In preparation for the upcoming half marathon on Saturday 19 July I am averaging μ = 9.24 kilometers per hour with a standard deviation σ = 0.70 kilometers per hour. Use these numbers in the following calculations. Presume that my speeds are normally distributed.

- ______________ If my speed falls below 8.4 kilometers per hour, then the duration of my run will exceed my endurance limit. In other words, at speeds less than 8.4 kilometers per hour I will be moving so slowly that I will exceed the two and half hours I am able to run. Use the normal distribution to determine the probability that my speed will be less than 8.4 kilometers per hour.
- ______________ If my speed is faster than 11 kilometers per hour I am likely to win prize money. Calculate the probability that my speed will exceed 11 kilometers per hour.
- ______________ What is the speed below which are the 20% slowest speeds?
This number is useful as it tells me when I performing significantly below par.
*Nota bene*: This is an area p to x problem! - ______________ When I am training I track my speed in real time using a GPS unit.
To optimize my training my speed should remain in the
**upper**33% of my speed range. Calculate the speed above which (faster than) is 33% of the area under the normal curve. This speed is the minimum speed I should strive to hold while training. - ______________ Thursday evening 26 June 2008 was hot, sunny, and humid - the worst possible conditions for a half. Dehydration, heat exhaustion, heat stroke, or hyponatremia are all risk factors. The half-marathon is usually run at 4:00. If the day of the half is like that of Thursday evening, then the half will be both difficult and potentially dangerous.
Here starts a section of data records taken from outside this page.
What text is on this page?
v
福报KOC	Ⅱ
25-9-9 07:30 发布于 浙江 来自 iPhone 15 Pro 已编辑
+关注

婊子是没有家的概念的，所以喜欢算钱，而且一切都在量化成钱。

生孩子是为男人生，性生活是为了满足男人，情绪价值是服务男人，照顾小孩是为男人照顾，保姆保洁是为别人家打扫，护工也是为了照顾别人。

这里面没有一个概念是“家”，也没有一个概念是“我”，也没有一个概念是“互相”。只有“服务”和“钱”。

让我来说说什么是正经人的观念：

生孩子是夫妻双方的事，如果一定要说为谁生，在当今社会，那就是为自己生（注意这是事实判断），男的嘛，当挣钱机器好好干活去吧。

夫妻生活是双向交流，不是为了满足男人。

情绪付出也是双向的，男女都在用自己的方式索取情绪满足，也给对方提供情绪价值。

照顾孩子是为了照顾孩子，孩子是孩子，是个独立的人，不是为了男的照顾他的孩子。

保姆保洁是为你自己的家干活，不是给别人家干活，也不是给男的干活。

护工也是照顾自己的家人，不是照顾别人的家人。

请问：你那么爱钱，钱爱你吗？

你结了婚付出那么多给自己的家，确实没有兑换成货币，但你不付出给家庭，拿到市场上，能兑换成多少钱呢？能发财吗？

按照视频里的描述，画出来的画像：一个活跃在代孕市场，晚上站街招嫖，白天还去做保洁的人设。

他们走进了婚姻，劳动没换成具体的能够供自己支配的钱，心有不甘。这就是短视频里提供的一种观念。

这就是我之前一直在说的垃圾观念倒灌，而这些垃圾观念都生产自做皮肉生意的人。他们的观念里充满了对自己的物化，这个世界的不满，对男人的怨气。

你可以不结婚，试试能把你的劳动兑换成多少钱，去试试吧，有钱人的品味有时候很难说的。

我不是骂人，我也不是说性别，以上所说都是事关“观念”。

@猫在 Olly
To acclimatize to the heat, I went out for a run under the sun. I ran 12.2 km, about7.7 miles at an easy pace of 8.76 kilometers per hour (kph). What percent of my runs are between 8.76 kph and 9.24 kph?

Statistic or Parameter | Symbol | Equations | OpenOffice.org Calc |
---|---|---|---|

Find a probability p (the area to the left of x) from an x value | =NORMDIST(x;μ;σ;1) | ||

Find an x value from a probability p (the area to the left of p) | =NORMINV(p;μ;σ) |